La mononucleosi può presentarsi anche totalmente asintomatica, il malato non sa affatto di essere colpito dal virus e quindi da seguito ad una trasmissione della malattia. Nella grande maggioranza dei casi, questa malattia infettiva si presenta con dei sintomi ben precisi come infiammazione del cavo oro-faringeo, placche sulle tonsille e mal di gola. L’incubazione del virus è mediamente di 6 settimana e il periodo di massimo effetto del virus dura almeno 10 giorni. Ecco nel dettaglio i sintomi della mononucleosi. La mononucleosi è accompagnata da febbre, stato di malessere generale che può divenire anche molto accentuato, il virus va infatti ad indebolire il sistema immunitario con una conseguente perdita di vitalità. Si verifica una faringite, segni comunemente indicati al medico come mal di gola, placche sulle tonsille, linfonodi del collo ingrossati. La mononucleosi, nei giorni successivi al manifestarsi dei primi sintomi, comporta inoltre dolori muscolari e inappetenza.

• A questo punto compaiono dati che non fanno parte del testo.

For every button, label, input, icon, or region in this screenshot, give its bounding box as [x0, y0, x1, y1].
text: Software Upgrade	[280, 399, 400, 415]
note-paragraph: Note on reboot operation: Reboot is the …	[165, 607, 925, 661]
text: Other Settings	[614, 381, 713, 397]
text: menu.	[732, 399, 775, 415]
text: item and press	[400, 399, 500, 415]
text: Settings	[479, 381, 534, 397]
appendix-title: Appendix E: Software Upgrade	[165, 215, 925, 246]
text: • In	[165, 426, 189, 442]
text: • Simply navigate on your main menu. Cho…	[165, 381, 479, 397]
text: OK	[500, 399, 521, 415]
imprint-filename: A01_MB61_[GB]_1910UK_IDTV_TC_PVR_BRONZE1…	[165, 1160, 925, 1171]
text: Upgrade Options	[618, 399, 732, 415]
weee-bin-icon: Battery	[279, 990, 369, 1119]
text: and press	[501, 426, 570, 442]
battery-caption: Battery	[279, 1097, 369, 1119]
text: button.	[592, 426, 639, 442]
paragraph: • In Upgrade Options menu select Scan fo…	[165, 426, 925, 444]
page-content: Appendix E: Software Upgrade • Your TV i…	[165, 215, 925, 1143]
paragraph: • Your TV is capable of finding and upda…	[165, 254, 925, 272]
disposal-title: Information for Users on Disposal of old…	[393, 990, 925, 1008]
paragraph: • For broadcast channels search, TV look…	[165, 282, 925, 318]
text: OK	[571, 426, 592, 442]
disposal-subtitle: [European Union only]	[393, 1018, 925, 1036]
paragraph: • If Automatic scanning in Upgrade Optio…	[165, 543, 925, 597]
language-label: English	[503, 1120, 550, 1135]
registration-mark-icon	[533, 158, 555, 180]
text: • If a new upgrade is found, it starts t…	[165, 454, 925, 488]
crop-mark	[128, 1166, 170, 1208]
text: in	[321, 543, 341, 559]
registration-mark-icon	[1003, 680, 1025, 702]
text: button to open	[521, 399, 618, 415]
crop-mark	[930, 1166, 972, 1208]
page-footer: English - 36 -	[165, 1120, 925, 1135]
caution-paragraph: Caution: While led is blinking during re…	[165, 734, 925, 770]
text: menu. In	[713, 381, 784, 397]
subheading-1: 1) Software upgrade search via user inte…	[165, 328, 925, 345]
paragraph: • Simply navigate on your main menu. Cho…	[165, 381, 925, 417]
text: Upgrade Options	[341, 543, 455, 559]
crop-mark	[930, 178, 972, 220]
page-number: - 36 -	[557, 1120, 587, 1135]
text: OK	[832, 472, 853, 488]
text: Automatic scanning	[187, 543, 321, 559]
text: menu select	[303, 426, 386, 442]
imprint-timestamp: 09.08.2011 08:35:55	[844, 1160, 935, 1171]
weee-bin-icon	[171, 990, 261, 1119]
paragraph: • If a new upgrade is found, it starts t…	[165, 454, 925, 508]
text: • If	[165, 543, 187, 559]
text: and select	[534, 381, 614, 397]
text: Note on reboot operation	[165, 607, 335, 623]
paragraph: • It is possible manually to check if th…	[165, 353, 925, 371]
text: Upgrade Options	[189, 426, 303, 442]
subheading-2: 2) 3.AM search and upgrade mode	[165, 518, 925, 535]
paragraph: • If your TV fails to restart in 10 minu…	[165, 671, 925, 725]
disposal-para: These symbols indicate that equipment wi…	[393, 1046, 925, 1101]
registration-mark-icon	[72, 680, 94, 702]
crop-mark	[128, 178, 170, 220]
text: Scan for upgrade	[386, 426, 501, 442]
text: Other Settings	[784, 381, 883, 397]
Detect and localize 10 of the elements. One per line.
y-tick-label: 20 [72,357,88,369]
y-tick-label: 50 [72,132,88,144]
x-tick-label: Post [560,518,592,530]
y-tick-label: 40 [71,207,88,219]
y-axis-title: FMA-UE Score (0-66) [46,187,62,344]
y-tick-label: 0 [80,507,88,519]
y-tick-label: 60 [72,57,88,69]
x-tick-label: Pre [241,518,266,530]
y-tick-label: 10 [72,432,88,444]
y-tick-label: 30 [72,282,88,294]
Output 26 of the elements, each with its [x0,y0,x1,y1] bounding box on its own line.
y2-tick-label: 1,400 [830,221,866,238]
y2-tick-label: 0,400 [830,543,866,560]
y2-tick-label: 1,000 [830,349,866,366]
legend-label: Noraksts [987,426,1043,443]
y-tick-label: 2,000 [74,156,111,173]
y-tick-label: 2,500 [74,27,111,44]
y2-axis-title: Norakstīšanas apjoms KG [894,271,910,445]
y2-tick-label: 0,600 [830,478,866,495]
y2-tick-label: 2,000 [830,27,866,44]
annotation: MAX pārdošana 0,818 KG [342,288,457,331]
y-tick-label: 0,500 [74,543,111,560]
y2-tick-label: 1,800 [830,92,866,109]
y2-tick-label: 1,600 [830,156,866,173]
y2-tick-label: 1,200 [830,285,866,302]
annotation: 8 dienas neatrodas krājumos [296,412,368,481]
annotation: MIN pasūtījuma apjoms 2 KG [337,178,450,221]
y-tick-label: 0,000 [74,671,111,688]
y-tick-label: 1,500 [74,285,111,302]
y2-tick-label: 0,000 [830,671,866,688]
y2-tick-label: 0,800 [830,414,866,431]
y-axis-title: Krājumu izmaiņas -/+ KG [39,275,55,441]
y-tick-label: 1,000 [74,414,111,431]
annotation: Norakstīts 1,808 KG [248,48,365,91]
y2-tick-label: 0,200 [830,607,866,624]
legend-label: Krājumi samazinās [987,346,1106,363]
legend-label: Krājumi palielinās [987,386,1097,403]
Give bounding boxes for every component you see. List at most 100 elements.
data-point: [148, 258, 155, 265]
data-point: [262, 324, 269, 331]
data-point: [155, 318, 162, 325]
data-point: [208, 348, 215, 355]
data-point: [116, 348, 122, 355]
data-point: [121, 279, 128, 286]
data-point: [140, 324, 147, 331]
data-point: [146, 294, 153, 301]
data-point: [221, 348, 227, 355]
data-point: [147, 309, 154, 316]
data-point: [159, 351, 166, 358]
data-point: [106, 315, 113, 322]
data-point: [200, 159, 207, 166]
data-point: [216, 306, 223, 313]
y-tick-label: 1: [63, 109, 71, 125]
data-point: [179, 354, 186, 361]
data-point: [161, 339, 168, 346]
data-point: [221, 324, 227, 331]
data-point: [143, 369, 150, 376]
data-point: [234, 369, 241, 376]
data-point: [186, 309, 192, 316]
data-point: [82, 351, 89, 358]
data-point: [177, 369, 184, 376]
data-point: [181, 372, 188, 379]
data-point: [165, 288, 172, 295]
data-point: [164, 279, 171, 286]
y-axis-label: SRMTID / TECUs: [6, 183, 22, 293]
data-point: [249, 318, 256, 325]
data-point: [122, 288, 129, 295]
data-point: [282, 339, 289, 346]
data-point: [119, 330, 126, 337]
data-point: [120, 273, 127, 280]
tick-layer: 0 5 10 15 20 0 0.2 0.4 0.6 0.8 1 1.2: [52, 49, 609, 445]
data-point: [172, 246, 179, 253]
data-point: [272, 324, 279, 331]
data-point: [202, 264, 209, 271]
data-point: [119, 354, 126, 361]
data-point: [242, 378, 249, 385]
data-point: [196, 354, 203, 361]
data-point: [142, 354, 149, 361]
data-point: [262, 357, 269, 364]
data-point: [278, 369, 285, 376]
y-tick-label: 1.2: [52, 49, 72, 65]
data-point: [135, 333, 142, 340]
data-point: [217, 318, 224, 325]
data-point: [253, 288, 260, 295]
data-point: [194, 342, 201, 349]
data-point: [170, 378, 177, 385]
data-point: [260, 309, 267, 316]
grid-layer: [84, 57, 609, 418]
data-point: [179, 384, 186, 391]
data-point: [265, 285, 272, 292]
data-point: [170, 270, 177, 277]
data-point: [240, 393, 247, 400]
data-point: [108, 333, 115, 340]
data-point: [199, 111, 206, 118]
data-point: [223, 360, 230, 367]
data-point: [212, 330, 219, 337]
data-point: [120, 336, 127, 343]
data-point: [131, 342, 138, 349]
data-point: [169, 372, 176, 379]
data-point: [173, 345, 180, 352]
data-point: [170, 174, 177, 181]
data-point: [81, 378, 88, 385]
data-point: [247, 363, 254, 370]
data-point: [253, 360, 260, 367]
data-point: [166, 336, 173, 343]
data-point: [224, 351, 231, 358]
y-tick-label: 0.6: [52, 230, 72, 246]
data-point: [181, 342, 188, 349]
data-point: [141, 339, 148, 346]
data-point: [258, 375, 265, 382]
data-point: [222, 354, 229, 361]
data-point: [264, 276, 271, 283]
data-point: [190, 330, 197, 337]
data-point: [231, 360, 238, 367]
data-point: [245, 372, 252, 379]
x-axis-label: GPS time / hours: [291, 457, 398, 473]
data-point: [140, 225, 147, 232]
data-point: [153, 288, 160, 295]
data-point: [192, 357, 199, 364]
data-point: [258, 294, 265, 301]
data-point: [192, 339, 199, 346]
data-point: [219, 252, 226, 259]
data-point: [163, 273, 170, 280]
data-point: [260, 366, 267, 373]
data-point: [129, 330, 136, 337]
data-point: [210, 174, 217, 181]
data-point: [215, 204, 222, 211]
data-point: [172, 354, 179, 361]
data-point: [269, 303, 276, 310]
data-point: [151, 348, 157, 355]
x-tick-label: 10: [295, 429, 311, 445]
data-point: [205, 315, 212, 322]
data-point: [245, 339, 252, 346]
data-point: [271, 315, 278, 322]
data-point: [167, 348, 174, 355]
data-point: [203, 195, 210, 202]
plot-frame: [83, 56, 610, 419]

Trattandosi di una malattia infettiva si deve procedere sotto consulto del medico il quale, dopo aver esaminato la condizione clinica del paziente andrà a stabilire la terapia farmacologica. Come indicato, la mononucleosi si manifesta con sintomi classici, la frequenza dei casi in età adolescenziale, tra i 15 e i 25 anni, porteranno subito il medico a diagnosticare il contagio. Tra i sintomi rari possiamo infine indicare, Disfagia, difficoltà a deglutire gli alimenti, eruzione cutanea con macchie rosse irregolari sul corpo, mal di testo, perdita di peso, sudorazioni notturne, aumento del volume della milza, quest’ultima condizione impone il riposo e la cessazione di attività sportive anche nei mesi successivi alla guarigione.